I soldi sono un elemento importante ma non il fulcro di questa relazione spezzata. Nessuno sapeva dei pesanti dissidi tra Maurizio e Nicoletta, neppure la sorella minore, di54 anni, che l’altro ieri aveva denunciato la scomparsa della colf proprio su input di Maurizio. Per Nicoletta la gestione del denaro, stando alla ricostruzione dell’omicida, era solo il mezzo per far vedere chi comandasse in casa. Perché, nonostante i due fratelli avessero dedicato parte dell’appartamento che dividevano in via Guido Reni 22 a un Bed&Breakfast, i guadagni finivano tutti nelle tasche della 58enne, che poi dava «una paghetta» al fratello maggiore, da sempre in balìa di lavoretti precari e con un passato sentimentale fallimentare alle spalle. Perfino gli alimenti per contribuire al mantenimento del figlio adolescente, rimasto con la sua ex compagna, arrivavano dal borsellino di Nicoletta. Nel pieno della sua confessione, l’uomo ha indicato dove ritrovare la parte mancante del cadavere della sorella, in un cassonetto dell’immondizia di fronte casa. Avrebbe voluto arrivare più lontano, ma Maurizio, dopo avere strangolato la donna – nel pomeriggio del 14 agosto – si sarebbe procurato dei sacchi neri dell’immondizia per disfarsi del corpo, accorgendosi di non farcela a sollevare la donna, anche se minuta.

Magra e alta appena un metro e 65, il 62enne ha preso la sega che teneva nella cassetta degli attrezzi e ha reciso le gambe della sorella, all’altezza dell’inguine.

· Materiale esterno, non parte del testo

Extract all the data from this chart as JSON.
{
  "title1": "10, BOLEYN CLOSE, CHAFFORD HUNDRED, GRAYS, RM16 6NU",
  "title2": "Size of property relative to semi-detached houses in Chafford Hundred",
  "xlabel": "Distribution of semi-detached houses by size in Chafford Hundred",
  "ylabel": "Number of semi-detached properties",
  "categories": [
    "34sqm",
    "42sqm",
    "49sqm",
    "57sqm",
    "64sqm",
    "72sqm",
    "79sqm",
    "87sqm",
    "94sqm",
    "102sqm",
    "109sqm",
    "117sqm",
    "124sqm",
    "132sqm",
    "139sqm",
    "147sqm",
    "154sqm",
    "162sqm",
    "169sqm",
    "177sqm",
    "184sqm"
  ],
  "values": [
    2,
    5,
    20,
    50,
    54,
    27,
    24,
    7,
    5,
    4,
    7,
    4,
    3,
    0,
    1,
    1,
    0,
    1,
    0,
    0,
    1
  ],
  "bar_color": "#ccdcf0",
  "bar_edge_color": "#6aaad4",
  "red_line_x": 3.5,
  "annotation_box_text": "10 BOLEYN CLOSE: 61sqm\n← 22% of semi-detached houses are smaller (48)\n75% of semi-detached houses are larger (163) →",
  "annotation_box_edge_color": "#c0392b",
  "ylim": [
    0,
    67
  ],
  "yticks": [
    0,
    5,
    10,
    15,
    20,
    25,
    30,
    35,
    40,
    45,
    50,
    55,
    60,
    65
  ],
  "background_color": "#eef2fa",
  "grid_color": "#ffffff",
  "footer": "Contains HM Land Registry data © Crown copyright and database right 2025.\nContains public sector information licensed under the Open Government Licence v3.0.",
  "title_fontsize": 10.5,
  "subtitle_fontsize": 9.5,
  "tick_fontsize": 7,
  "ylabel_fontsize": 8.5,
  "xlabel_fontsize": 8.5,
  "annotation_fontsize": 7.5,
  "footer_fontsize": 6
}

Chiusi gli arti in un sacco nero, dopo averli avvolti con lo scotch da imballaggio per tenerli fermi, li ha caricati in auto (la 600 grigia della vittima) e all’1.30 di notte ha gettato il sacco nero in un cassonetto di via Maresciallo Pilsudsky. Poi ha cercato un bidone della spazzatura più «facile», intercettando proprio sotto casa un cassonetto “sdraiatao ”. E lì ha infilato la parte superiore del corpo della sorella, il busto, la tesa e le braccia. Tutto unito, tutto troppo pesante per essere trascinato più lontano e sollevato. Infine Maurizio è tornato a casa, nei cento metri quadrati che erano stati teatro della barbara esecuzione di una sorella ingombrante, petulante, prepotente, ma che ha trovato la più atroce delle morti.

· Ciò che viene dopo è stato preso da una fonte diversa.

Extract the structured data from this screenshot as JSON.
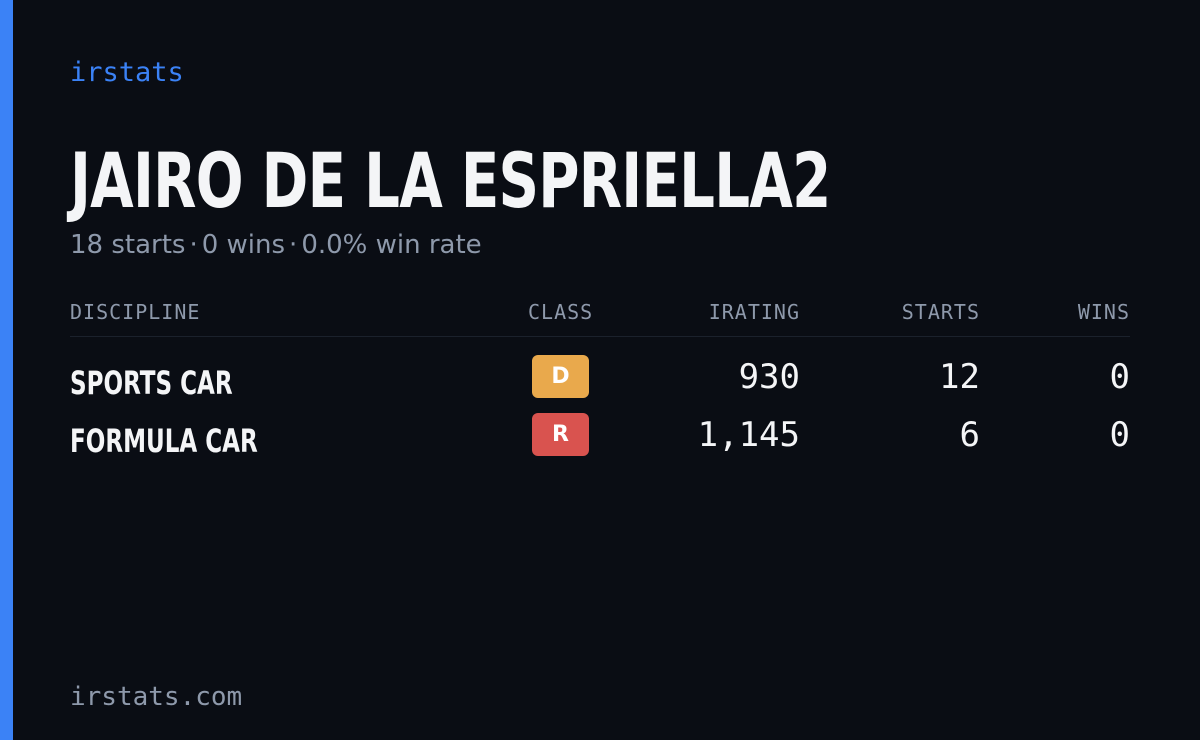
{
  "colors": {
    "background": "#0a0d14",
    "accent": "#3b82f6",
    "text_primary": "#f4f5f7",
    "text_muted": "#8e99ab",
    "class_d": "#e9a94c",
    "class_r": "#d9534f"
  },
  "brand": "irstats",
  "player": {
    "name": "JAIRO DE LA ESPRIELLA2"
  },
  "summary": {
    "starts": "18 starts",
    "wins": "0 wins",
    "win_rate": "0.0% win rate",
    "separator": "·"
  },
  "table": {
    "headers": {
      "discipline": "DISCIPLINE",
      "class": "CLASS",
      "irating": "IRATING",
      "starts": "STARTS",
      "wins": "WINS"
    },
    "rows": [
      {
        "discipline": "SPORTS CAR",
        "class": "D",
        "irating": "930",
        "starts": "12",
        "wins": "0"
      },
      {
        "discipline": "FORMULA CAR",
        "class": "R",
        "irating": "1,145",
        "starts": "6",
        "wins": "0"
      }
    ]
  },
  "footer": {
    "url": "irstats.com"
  }
}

L’attività investigativa della polizia romana è scattata alle 20 della sera di Ferragosto, 19 ore dopo che l’omicida si era disfatto del corpo. Una zingara stava setacciando i cassonetti intorno a piazza Euclide in cerca di “tesoro”, ma con il ferro che stava usando per spostare gli oggetti di poco conto, ha agganciato il sacco nero che conteneva le gambe di Nicoletta. La plastica si è squartata al primo tocco e la nomade è corsa sotto choc al commissariato. Da lì è partita la chiamata alle Volanti del Pronto Intervento di Massimo Improta, che arrivate sul posto hanno coinvolto la Squadra Mobile, in questi giorni retta proprio da Di Giannantonio, vice dirigente e capo della sezione Omicidi.

Il primo passo è stato verificare le denunce di donne scomparse e cercare telecamere funzionanti in zona. Nei filmati immortalati di fronte al cassonetto dell’orrore, la notte del 14 agosto si è visto un uo mo scendere una 600 e gettare qualcosa. Nel frattempo, gli investigatori avevano trovato la segnalazione della scomparsa di una donna di 58 anni, alta un metro e 65 (proprio come il medico legale pensava che fosse alta la vittima dall’esame degli arti), proprietaria di una Fiat 600.Di Giannatonio ha mandato subito una squadra all’indirizzo di Nicoletta e un agente ha notato un uomo vagare a piedi (intorno a mezzanotte) in via Guido Reni: un uomo simile a quello ripreso dalle immagini. Alla richiesta dei documenti, il cognome coincidente con quello della donna scomparsa ha fatto capire agli investigatori che la direzione era quella giusta. Portato in questura, di fronte alle domande incalzanti, Maurizio Diotallevi ha smesso di negare e ha confessato il delitto, indicando il secondo cassonetto, dove trovare il resto del cadavere di Nicoletta. Il Pm Marcello Cascini ha disposto il fermo, tra oggi e domani è attesa la convalida del gip.